Ein Vergleich, der auf den ersten Blick überrascht: Warum hat die MoMA-Ausstellung in Berlin einen so überwältigenden Erfolg? Gewiss bestehen die Besucherschlangen nicht nur aus Kunstsachverständigen und Kunstliebhabern. Bei diesem Event dabei gewesen zu sein, spielt auch eine Rolle.

Aber auch bei denen, die noch nie in einem Museum waren, kann Interesse geweckt werden. Zwar haben solche Ereignisse die Wirkung eines Wunschkonzertes: Es werden nur Bonbons angeboten. Wenn dabei aber der Appetit auf mehr geweckt wird, sollte dies doch froh stimmen – statt darüber zu maulen, dass man sich nur die Rosinen herauspickt.

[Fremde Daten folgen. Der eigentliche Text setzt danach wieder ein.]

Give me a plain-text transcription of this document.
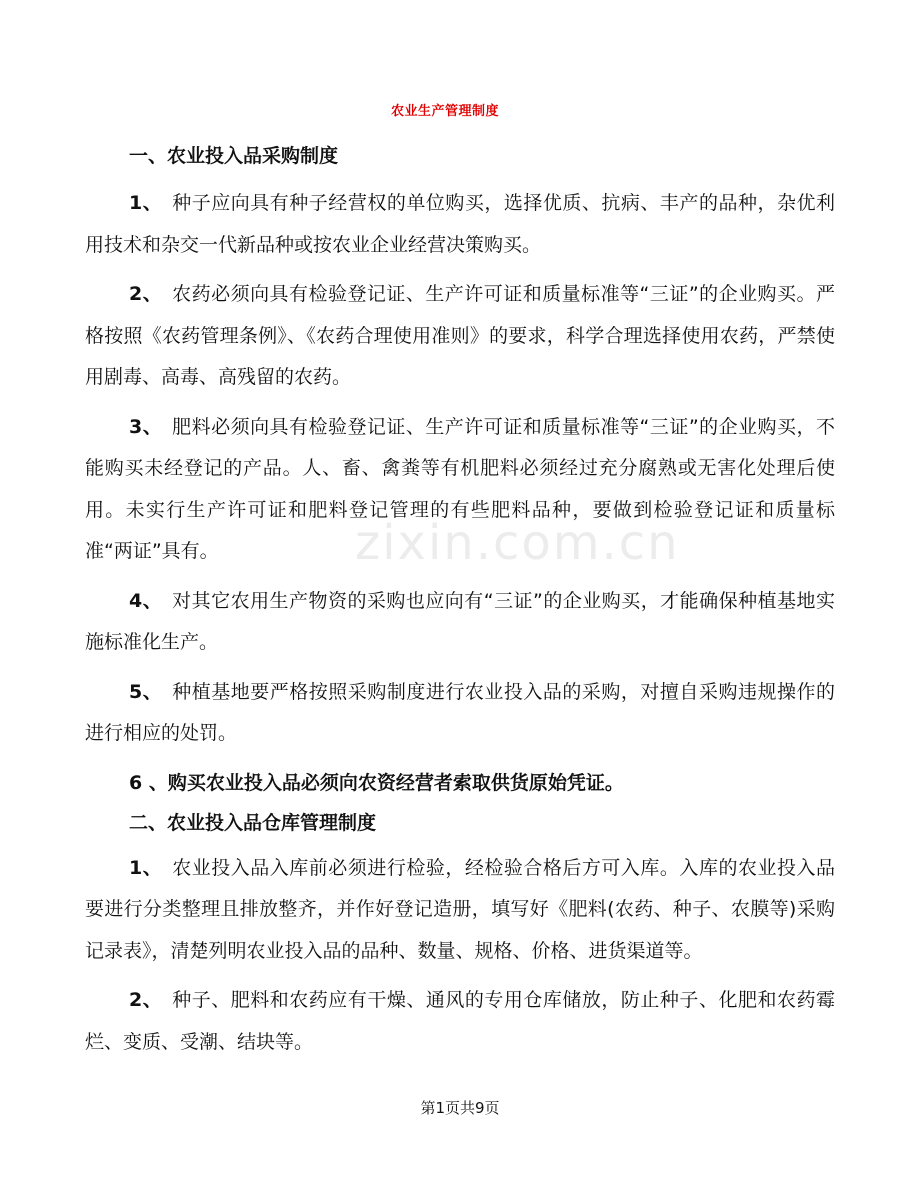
农业生产管理制度
zixin.com.cn
一、农业投入品采购制度

1、 种子应向具有种子经营权的单位购买，选择优质、抗病、丰产的品种，杂优利用技术和杂交一代新品种或按农业企业经营决策购买。

2、 农药必须向具有检验登记证、生产许可证和质量标准等“三证”的企业购买。严格按照《农药管理条例》、《农药合理使用准则》的要求，科学合理选择使用农药，严禁使用剧毒、高毒、高残留的农药。

3、 肥料必须向具有检验登记证、生产许可证和质量标准等“三证”的企业购买，不能购买未经登记的产品。人、畜、禽粪等有机肥料必须经过充分腐熟或无害化处理后使用。未实行生产许可证和肥料登记管理的有些肥料品种，要做到检验登记证和质量标准“两证”具有。

4、 对其它农用生产物资的采购也应向有“三证”的企业购买，才能确保种植基地实施标准化生产。

5、 种植基地要严格按照采购制度进行农业投入品的采购，对擅自采购违规操作的进行相应的处罚。

6 、购买农业投入品必须向农资经营者索取供货原始凭证。

二、农业投入品仓库管理制度

1、 农业投入品入库前必须进行检验，经检验合格后方可入库。入库的农业投入品要进行分类整理且排放整齐，并作好登记造册，填写好《肥料(农药、种子、农膜等)采购记录表》，清楚列明农业投入品的品种、数量、规格、价格、进货渠道等。

2、 种子、肥料和农药应有干燥、通风的专用仓库储放，防止种子、化肥和农药霉烂、变质、受潮、结块等。

第1页共9页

Mit Ablehnung haben Museumsdirektoren auf den Vorschlag des Bundespräsidenten reagiert, aus dem reichen Schatz Berliner Sammlungen zu bestimmten Themen Sonderausstellungen zusammenzustellen. Das Ziel dabei ist, möglichst breite Kreise für Kunst zu interessieren. Was ist besser: dass Museen nur von einer überschaubaren Anzahl von Zuschauern besucht werden oder die Popularisierung durch spektakuläre Inszenierungen? Ein nicht hinreichend vorgebildetes und interessiertes Publikum ist vermutlich nur durch Highlights zu gewinnen. Wenn dadurch Interesse geweckt wird, auch das zu sehen, was nicht spektakulär präsentiert wird, lohnt dies die Mühe. Und wenn eine solche Folge nicht eintritt und das Interesse an Kunst sich auf das Außergewöhnliche beschränkt? Dann ist das immer noch besser, als wenn es gänzlich fehlt.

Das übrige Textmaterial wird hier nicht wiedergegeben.